Met dank overgenomen van EUobserver (EUOBSERVER), gepubliceerd op dinsdag 14 december 2010, 9:29.

EUOBSERVER / BRUSSELS - President Jerzy Buzek has launched a lawsuit over an alleged extortion attempt, MEPs have awarded themselves €100,000 in tax-free expenses and a eurosceptic MEP has been slapped with a fine for verbal abuse in stories emanating on Monday (13 December) from this year's last plenary session of the European Parliament.

In an interview with the Polish radio station Radio Zet, Mr Buzek confirmed that an investigation is underway after a woman claiming to work as his advisor placed a telephone call to one of Poland's richest men, looking for a "donation."

The businessman, Jan Kulczyk, was reportedly told by the impersonator in October that the government had decided to sell Poland's third-largest utility, Enea, to his investment vehicle, Kulczyk Holding, and was subsequently given bank account details for his contribution to a "charity".

"This is an unprecedented attempt to make trouble, and must be explained," Mr Buzek, a former Polish prime minister, said. He already informed the public prosecutor's office in Poland of a possible crime "a couple of weeks ago," the EP chief added.

Poland's privatisation of Enea is a long-running saga. Although Mr Kulczyk got exclusive negotiating rights to buy the firm in October, the government later resumed negotiations with other interested parties.

MEPs in Strasbourg on Monday meanwhile began their last plenary session of the year by voting on a new crisis-busting allowance of €100,000 a year in tax-free, proof-of-expenditure-free expenses.

The decision - amounting to €3,600 per MEP - was due to be taken by the bureau, the EP's top administrative body, with the money due to be paid into euro-deputies accounts by 1 January and backdated to July 2009, UK daily The Telegraph reports.

Member states were already infuriated earlier this year when the commission and the European Parliament sought a six percent increase in next year's EU budget, with MEPs now set to approve a more modest 2.9 percent increase on Wednesday.

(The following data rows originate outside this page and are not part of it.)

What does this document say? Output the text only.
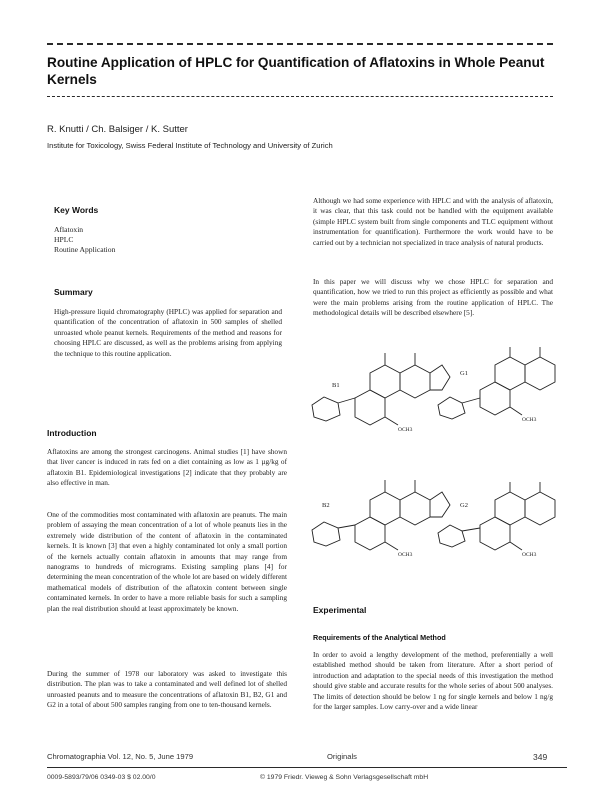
Routine Application of HPLC for Quantification of Aflatoxins in Whole Peanut Kernels

R. Knutti / Ch. Balsiger / K. Sutter

Institute for Toxicology, Swiss Federal Institute of Technology and University of Zurich

Key Words

Aflatoxin

HPLC

Routine Application

Summary

High-pressure liquid chromatography (HPLC) was applied for separation and quantification of the concentration of aflatoxin in 500 samples of shelled unroasted whole peanut kernels. Requirements of the method and reasons for choosing HPLC are discussed, as well as the problems arising from applying the technique to this routine application.

Introduction

Aflatoxins are among the strongest carcinogens. Animal studies [1] have shown that liver cancer is induced in rats fed on a diet containing as low as 1 µg/kg of aflatoxin B1. Epidemiological investigations [2] indicate that they probably are also effective in man.

One of the commodities most contaminated with aflatoxin are peanuts. The main problem of assaying the mean concentration of a lot of whole peanuts lies in the extremely wide distribution of the content of aflatoxin in the contaminated kernels. It is known [3] that even a highly contaminated lot only a small portion of the kernels actually contain aflatoxin in amounts that may range from nanograms to hundreds of micrograms. Existing sampling plans [4] for determining the mean concentration of the whole lot are based on widely different mathematical models of distribution of the aflatoxin content between single contaminated kernels. In order to have a more reliable basis for such a sampling plan the real distribution should at least approximately be known.

During the summer of 1978 our laboratory was asked to investigate this distribution. The plan was to take a contaminated and well defined lot of shelled unroasted peanuts and to measure the concentrations of aflatoxin B1, B2, G1 and G2 in a total of about 500 samples ranging from one to ten-thousand kernels.

Although we had some experience with HPLC and with the analysis of aflatoxin, it was clear, that this task could not be handled with the equipment available (simple HPLC system built from single components and TLC equipment without instrumentation for quantification). Furthermore the work would have to be carried out by a technician not specialized in trace analysis of natural products.

In this paper we will discuss why we chose HPLC for separation and quantification, how we tried to run this project as efficiently as possible and what were the main problems arising from the routine application of HPLC. The methodological details will be described elsewhere [5].

B1
G1
B2	G2
OCH3
OCH3
OCH3	OCH3
Experimental
Requirements of the Analytical Method

In order to avoid a lengthy development of the method, preferentially a well established method should be taken from literature. After a short period of introduction and adaptation to the special needs of this investigation the method should give stable and accurate results for the whole series of about 500 analyses. The limits of detection should be below 1 ng for single kernels and below 1 ng/g for the larger samples. Low carry-over and a wide linear

Chromatographia Vol. 12, No. 5, June 1979	Originals	349

0009-5893/79/06 0349-03 $ 02.00/0	© 1979 Friedr. Vieweg & Sohn Verlagsgesellschaft mbH
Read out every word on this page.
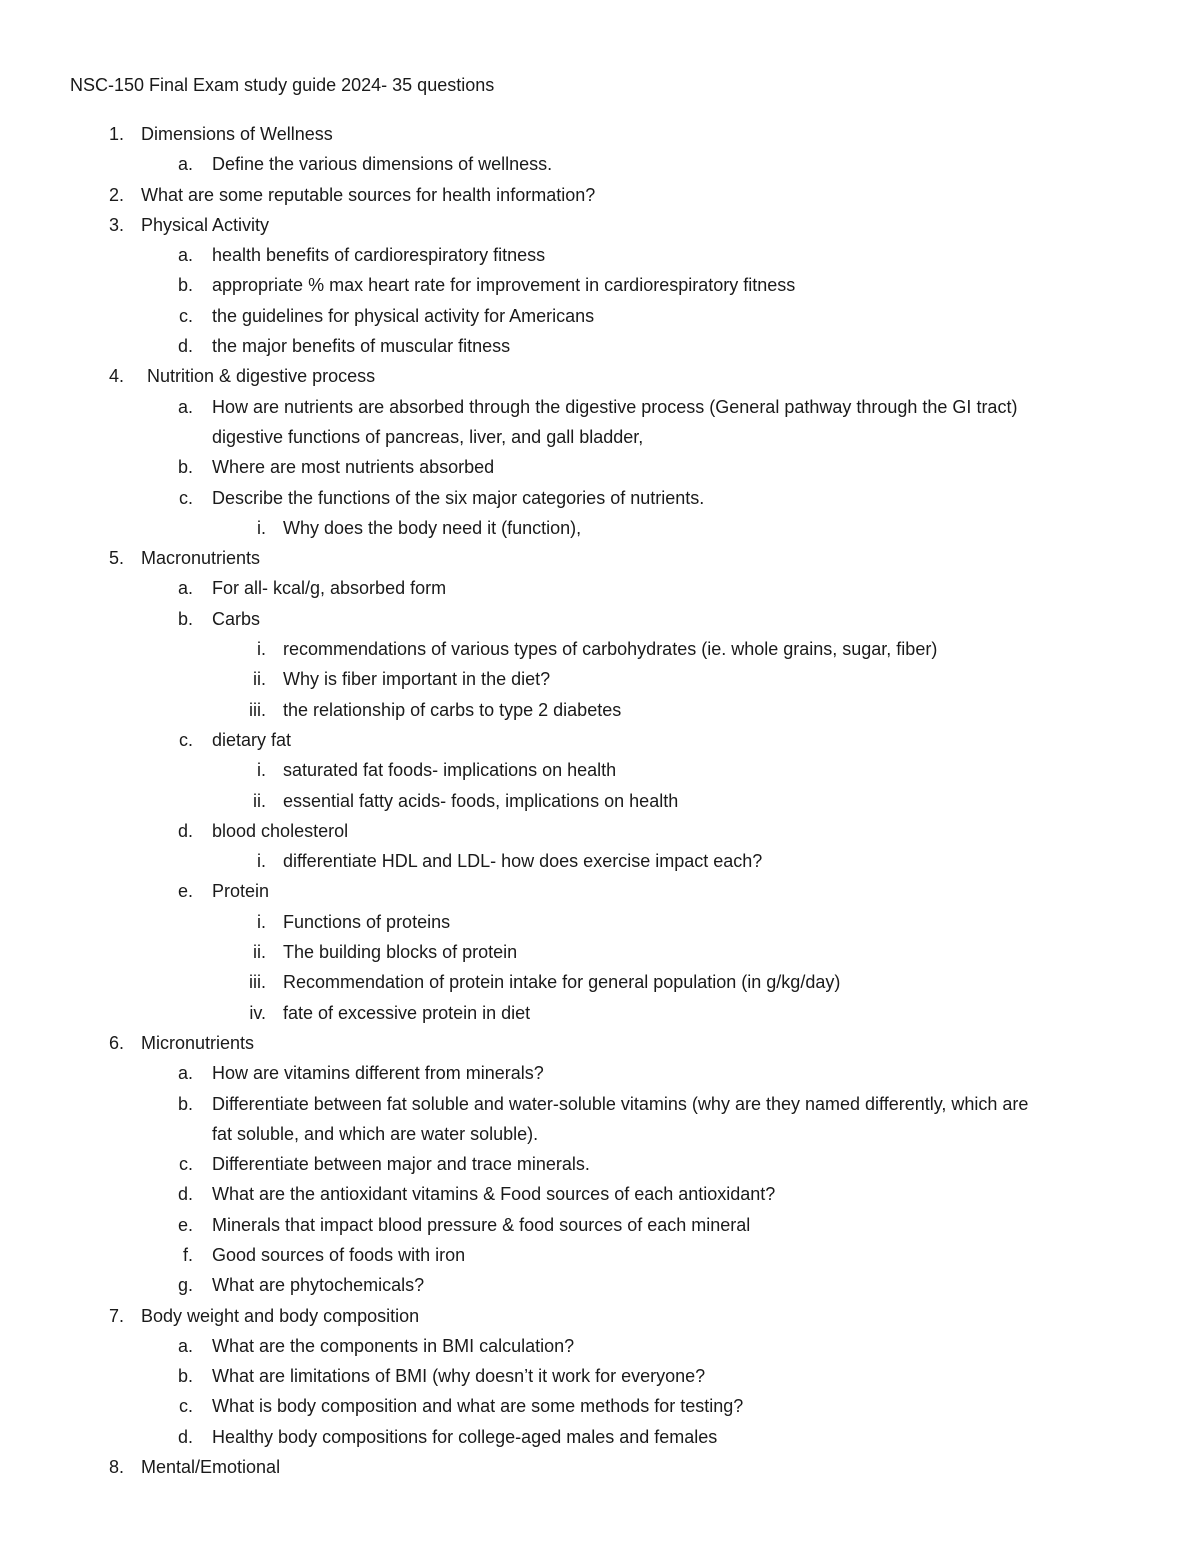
NSC-150 Final Exam study guide 2024- 35 questions
1. Dimensions of Wellness
a. Define the various dimensions of wellness.
2. What are some reputable sources for health information?
3. Physical Activity
a. health benefits of cardiorespiratory fitness
b. appropriate % max heart rate for improvement in cardiorespiratory fitness
c. the guidelines for physical activity for Americans
d. the major benefits of muscular fitness
4. Nutrition & digestive process
a. How are nutrients are absorbed through the digestive process (General pathway through the GI tract)
digestive functions of pancreas, liver, and gall bladder,
b. Where are most nutrients absorbed
c. Describe the functions of the six major categories of nutrients.
i. Why does the body need it (function),
5. Macronutrients
a. For all- kcal/g, absorbed form
b. Carbs
i. recommendations of various types of carbohydrates (ie. whole grains, sugar, fiber)
ii. Why is fiber important in the diet?
iii. the relationship of carbs to type 2 diabetes
c. dietary fat
i. saturated fat foods- implications on health
ii. essential fatty acids- foods, implications on health
d. blood cholesterol
i. differentiate HDL and LDL- how does exercise impact each?
e. Protein
i. Functions of proteins
ii. The building blocks of protein
iii. Recommendation of protein intake for general population (in g/kg/day)
iv. fate of excessive protein in diet
6. Micronutrients
a. How are vitamins different from minerals?
b. Differentiate between fat soluble and water-soluble vitamins (why are they named differently, which are
fat soluble, and which are water soluble).
c. Differentiate between major and trace minerals.
d. What are the antioxidant vitamins & Food sources of each antioxidant?
e. Minerals that impact blood pressure & food sources of each mineral
f. Good sources of foods with iron
g. What are phytochemicals?
7. Body weight and body composition
a. What are the components in BMI calculation?
b. What are limitations of BMI (why doesn’t it work for everyone?
c. What is body composition and what are some methods for testing?
d. Healthy body compositions for college-aged males and females
8. Mental/Emotional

At the same time, Europe's top court recently ruled against member states in a dispute over EU civil servant salaries. Governments voted in December 2009 to halve a planned 3.7 percent annual increase in salaries for EU officials. But last month the European Court of Justice announced the move was illegal.

One member of the European Parliament could do with a bit of extra cash.

On Monday, Mr Buzek announced that British eurosceptic MEP Godfrey Bloom would not be allowed to receive his per diem expenses for the next seven days because of his "behaviour during the last session" and his refusal to apologise.

Mr Bloom was kicked out of parliament during the last session after he muttered the Nazi motto "One People, One Empire, One Leader" to German Socialist MEP Martin Schulz. Mr Schulz, who is head of the Social-Democrats in the European Parliament, was in the process of giving a fiery speech 'exposing' a Franco-German entente with the UK over economic governance.

As MEPs voiced their outrage at the remark, parliamentary president Jerzy Buzek demanded that Mr Bloom apologise. Mr Bloom said instead that: "The views expressed by Herr Schulz make the case. He is an undemocratic fascist."